Very slow texture reads.

Below is a code snippet that contains a kernel and the code involved with setting up textures. The kernel is called multiple times ranging from 0 … d. Each time the kernel is called, it compares each pixel in the left image with the corresponding pixel in the right image offset by 0 … d.

I tried binding the data from the two sub images and using tex2D() in the hopes of getting some speed up, but instead the texture reads seem to slow things down. Am I setting up the textures incorrectly, or is this just not a good place to use textures? (I can’t get most of the memory reads to be coalesced according to the cuda visual profiler, which is why I turned to texture memory)

dataL and dataR are float pointers that point to the image data I obtained using openCV. Likewise, step, width, and height were all obtained that way. layer is just some indexing calculation I do for the integralImg, which is a giant array that stores the differences between each pixel for each disparity value from 0 to d.

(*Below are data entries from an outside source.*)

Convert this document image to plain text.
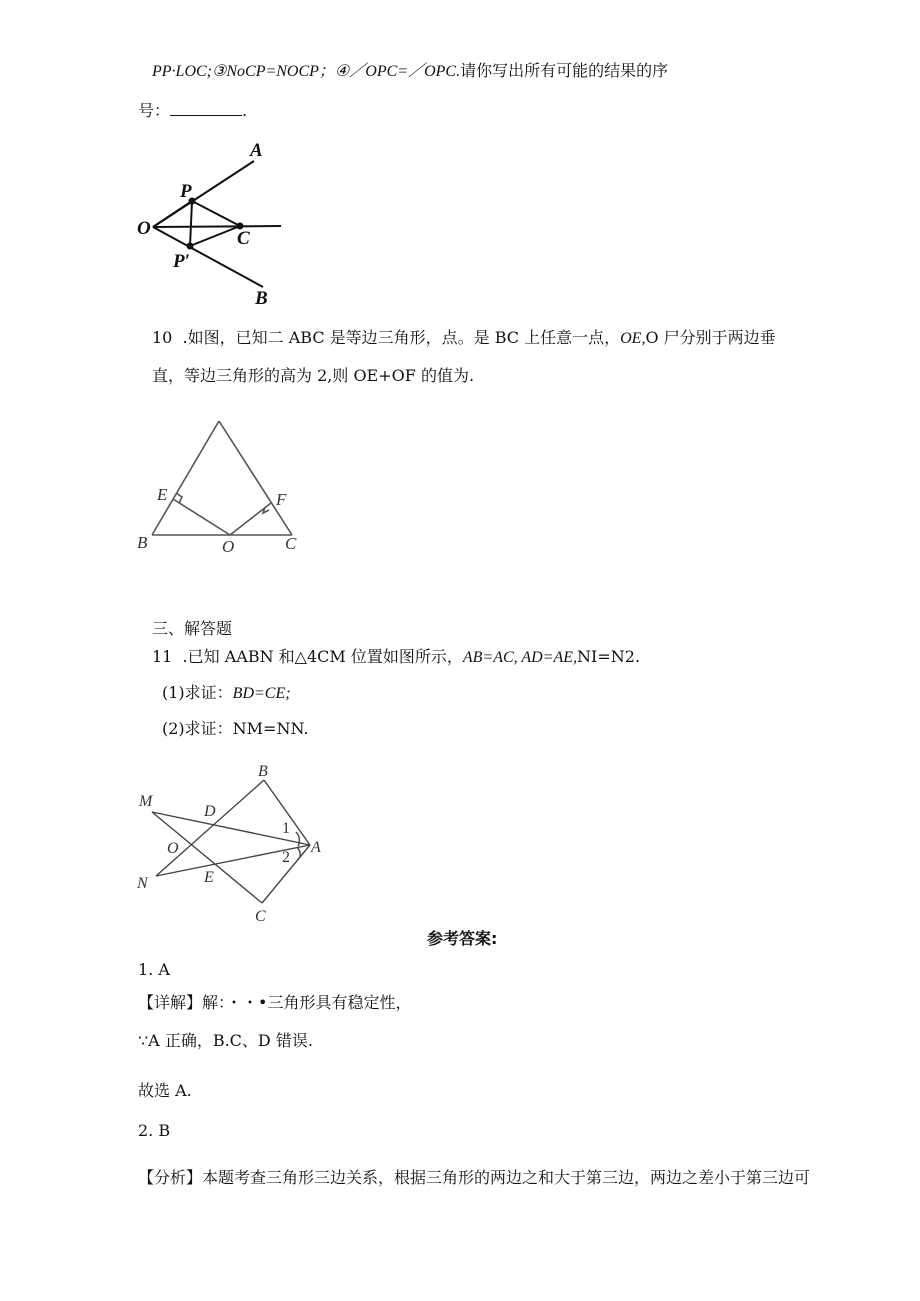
PP·LOC;③NoCP=NOCP；④／OPC=／OPC.请你写出所有可能的结果的序
号：	.
A
P
O	C
P′
B
E	F
B	O	C
B
M
D
1
O	A
2
N	E
C
10 .如图，已知二 ABC 是等边三角形，点。是 BC 上任意一点，OE,O 尸分别于两边垂
直，等边三角形的高为 2,则 OE+OF 的值为.
三、解答题
11 .已知 AABN 和△4CM 位置如图所示，AB=AC, AD=AE,NI=N2.
(1)求证：BD=CE;
(2)求证：NM=NN.
参考答案:
1. A
【详解】解：・・•三角形具有稳定性，
∵A 正确，B.C、D 错误.
故选 A.
2. B
【分析】本题考查三角形三边关系，根据三角形的两边之和大于第三边，两边之差小于第三边可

[codebox]//global variables

texture<float, 2, cudaReadModeElementType> leftTex;

texture<float, 2, cudaReadModeElementType> rightTex;

cudaArray *left_array, *right_array;

cudaChannelFormatDesc channelDesc = cudaCreateChannelDesc();

global void kernel_mat(float *integralImg, float *dataL, float *dataR, int win, int disp, int step, int width, int height, int layer){

int j = __umul24(blockIdx.x,blockDim.x) + threadIdx.x;

int i = __umul24(blockIdx.y,blockDim.y) + threadIdx.y;

float left, right;

if(i < height && j < width){

int sublayer = __umul24(i,step)+j;

if(j-disp < 0){

  integralImg[layer+sublayer] = 0.0;

}

else{

  //left = dataL[sublayer]; //This is what I was doing before I tried using textures

  //right = dataR[sublayer-disp];

  left = tex2D(leftTex, j, i);

  right = tex2D(rightTex, j-disp, i);

  integralImg[layer+sublayer] = fabs(left-right);

}

}

}

//Set up cudaArrays and bind the textures

cudaMallocArray(&left_array, &channelDesc, width, height));

cudaMallocArray(&right_array, &channelDesc, width, height));

cudaMemcpy2DToArray(left_array, 0, 0, dataL, step, step, height, cudaMemcpyHostToDevice);

cudaMemcpy2DToArray(right_array, 0, 0, dataR, step, step, height, cudaMemcpyHostToDevice);

cudaBindTextureToArray(leftTex, left_array);

cudaBindTextureToArray(rightTex, right_array); [/codebox]

Thanks.